Adjusted net income is defined as net income excluding specifically identified expenses. The Company believes that providing comparisons to net income and EPS, adjusted for the items shown in the accompanying reconciliations, provides useful information to the reader in assessing the Company’s operating performance. The adjustment to net income and EPS in the 2013 third quarter relates to an income tax benefit of $6 million, or approximately $0.02 per share, resulting from the reversal of income tax reserves that were established in 2009. For the 2013 39-week period, additional adjustments include $8.5 million resulting from a legal settlement, $1.0 million relating to the acceleration of equity-based compensation and expenses relating to secondary offerings of the Company’s common stock and $18.9 million of debt refinancing costs. Adjustments to net income in the 2012 third quarter include $0.9 million relating to the acceleration of equity-based compensation and expenses relating to secondary offerings of the Company’s common stock and $1.7 million of debt amendment fees. For the 2012 39-week period, additional adjustments include an incremental $2.0 million relating to the acceleration of equity-based compensation and expenses relating to secondary offerings of the Company’s common stock, a $2.5 million gain relating to interest rate swap settlements, $29.0 million relating to the repurchase of long-term obligations and a $1.6 million write-off of capitalized debt costs. In each case, adjusted net income reflects the related income tax effect of the adjustment.

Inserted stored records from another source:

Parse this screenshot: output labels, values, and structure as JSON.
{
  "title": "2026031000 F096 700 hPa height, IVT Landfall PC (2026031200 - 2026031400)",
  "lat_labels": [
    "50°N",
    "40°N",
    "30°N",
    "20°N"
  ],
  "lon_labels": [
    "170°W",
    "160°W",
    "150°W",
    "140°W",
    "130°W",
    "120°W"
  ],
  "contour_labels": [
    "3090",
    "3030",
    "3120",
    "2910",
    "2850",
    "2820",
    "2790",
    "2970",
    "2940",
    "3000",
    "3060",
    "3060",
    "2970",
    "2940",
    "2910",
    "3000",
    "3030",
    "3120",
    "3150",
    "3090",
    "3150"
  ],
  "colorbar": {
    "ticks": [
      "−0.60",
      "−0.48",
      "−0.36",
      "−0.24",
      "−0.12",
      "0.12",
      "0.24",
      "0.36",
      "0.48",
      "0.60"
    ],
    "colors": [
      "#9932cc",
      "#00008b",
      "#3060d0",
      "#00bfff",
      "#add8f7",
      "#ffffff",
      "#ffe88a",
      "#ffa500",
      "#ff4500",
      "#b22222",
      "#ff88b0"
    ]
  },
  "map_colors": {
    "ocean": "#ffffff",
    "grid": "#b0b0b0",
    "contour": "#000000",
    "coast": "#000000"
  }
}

EBITDA, adjusted EBITDA and adjusted EBITDAR are not presentations made in accordance with GAAP, are not measures of financial performance or condition, liquidity or profitability, and should not be considered as alternatives to (1) net income, operating income or any other performance measures determined in accordance with GAAP or (2) operating cash flows determined in accordance with GAAP. Additionally, EBITDA, adjusted EBITDA and adjusted EBITDAR are not intended to be measures of free cash flow for management’s discretionary use, as they do not consider certain cash requirements such as interest payments, tax payments, debt service requirements and replacements of fixed assets. Adjusted debt should not be considered a substitute for long-term obligations as included in the GAAP-basis balance sheet or any other calculation of outstanding obligations.

The Company’s presentations of EBITDA, adjusted EBITDA and adjusted EBITDAR have limitations as analytical tools, and should not be considered in isolation or as a substitute for analysis of results as reported under GAAP. Because not all companies use identical calculations, these presentations of EBITDA, adjusted EBITDA and adjusted EBITDAR may not be comparable to other similarly titled measures of other companies. Company management uses adjusted EBITDA as a supplemental performance measure. The Company believes that the presentation of EBITDA, adjusted EBITDA, adjusted EBITDAR, adjusted debt and the ratio of adjusted debt to adjusted EBITDAR is useful to investors because these or similar measures are frequently used by securities analysts, investors and other interested parties in the evaluation of the operating performance and financial leverage of companies in industries similar to Dollar General’s.

Reconciliations of these non-GAAP measures to the most directly comparable measures calculated in accordance with GAAP are provided in the accompanying schedules. In addition, for reference, the schedules also include calculations of SG&A and operating profit, excluding certain items. In addition to historical results, guidance for fiscal 2013 is based on comparable adjustments.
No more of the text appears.